People You Can Impress: philosophy majors, Greeks, and any lingering fans of Bill & Ted’s Excellent Adventure
The Quick Trick: It’s simple! Just think of them in reverse alphabetical order: Socrates taught Plato who taught
Aristotle who taught Alexander the Great.
The Explanation:
Like many a good philosopher, Socrates (470–399 or so BCE) was obsessed with truth and the correct way to
stumble into it. In fact, in his effort to find truth, Socrates placed value not just on knowledge, but on how we know
knowledge, and his inquisitive teaching

style refl ected it. For one thing, Socrates never lectured. Instead, he asked questions on top of questions (a teaching 
method still used to this day). The more his students answered, the more they knew or, more accurately, learned what they 
didn’t know. For example, when you ask yourself, “Do I hate my job because I’m awful at it, or am I awful at my job because I 
hate it?” you’re being Socratic in your search. As a master philosopher, Socrates’ greatest rhetorical tool was irony, but not 
the Seinfeld­ian kind. Socratic irony is a tactic by which one pretends to be ignorant of another’s dogmatic beliefs. And by 
asking apparently “innocent” questions, Socrates would then tear the other’s position to ribbons.
Unfortunately for Socrates, endless questioning is also extremely annoying, and the barefoot philosopher’s
inquisitiveness made him powerful enemies. Put on trial for “corrupting the youth,” Socrates was forced to commit
suicide by drinking hemlock.
Luckily for us, his work lived on through his students. If Socrates wrote anything, it didn’t survive. But his question-
and-answer sessions were recorded by his pupils, Plato and Xenophon, in the dialogues. The former (427–347 BCE,
give or take) also took it upon himself to expand on Socrates, and in the later dialogues Socrates is mostly AWOL,
meaning it’s all Plato. Plato’s work didn’t stop with the dialogues. His own writings dealt mostly with government, law,
ethics, and reason. Today The Republic is considered Plato’s major masterwork. In fact, his treatise on a “good city”

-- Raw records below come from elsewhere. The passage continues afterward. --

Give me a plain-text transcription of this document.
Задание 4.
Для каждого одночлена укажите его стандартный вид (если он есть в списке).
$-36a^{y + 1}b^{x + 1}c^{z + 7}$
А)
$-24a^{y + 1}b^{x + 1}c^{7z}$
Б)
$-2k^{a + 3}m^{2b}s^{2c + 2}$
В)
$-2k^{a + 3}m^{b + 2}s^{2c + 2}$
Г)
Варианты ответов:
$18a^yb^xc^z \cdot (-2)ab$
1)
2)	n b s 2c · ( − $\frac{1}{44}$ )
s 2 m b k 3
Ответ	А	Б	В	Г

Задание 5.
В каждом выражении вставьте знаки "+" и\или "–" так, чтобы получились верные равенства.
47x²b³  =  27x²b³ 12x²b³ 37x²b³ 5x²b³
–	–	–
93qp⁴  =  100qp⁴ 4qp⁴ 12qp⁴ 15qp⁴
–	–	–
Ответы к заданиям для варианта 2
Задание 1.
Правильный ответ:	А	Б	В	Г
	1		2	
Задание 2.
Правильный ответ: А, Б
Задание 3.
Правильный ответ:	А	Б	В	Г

is still a “must read” for poli-sci majors in universities everywhere.
Of these three philosophical bigwigs, however, it was Plato’s student Aristotle (384–322 BCE) who had the most
expansive intellect (not to mention the shortest beard). Aristotle wrote on literally every subject of the day, from
metaphysics and government to mathematics and natural science. In fact, his renown as a polymath is what led
Macedonian King Philip II (359–366 BCE) to choose Aristotle as a tutor for his son, Alexander. Aristotle departed from
his two predecessors’ line of thought, relying more on sensory input as a source of knowledge. Today Aristotle is
thought of as the granddaddy of the scientific method—despite the fact that he relied on pure reason, not experiment,
to come to a conclusion, and as a result was wrong a breathtakingly large percentage of the time.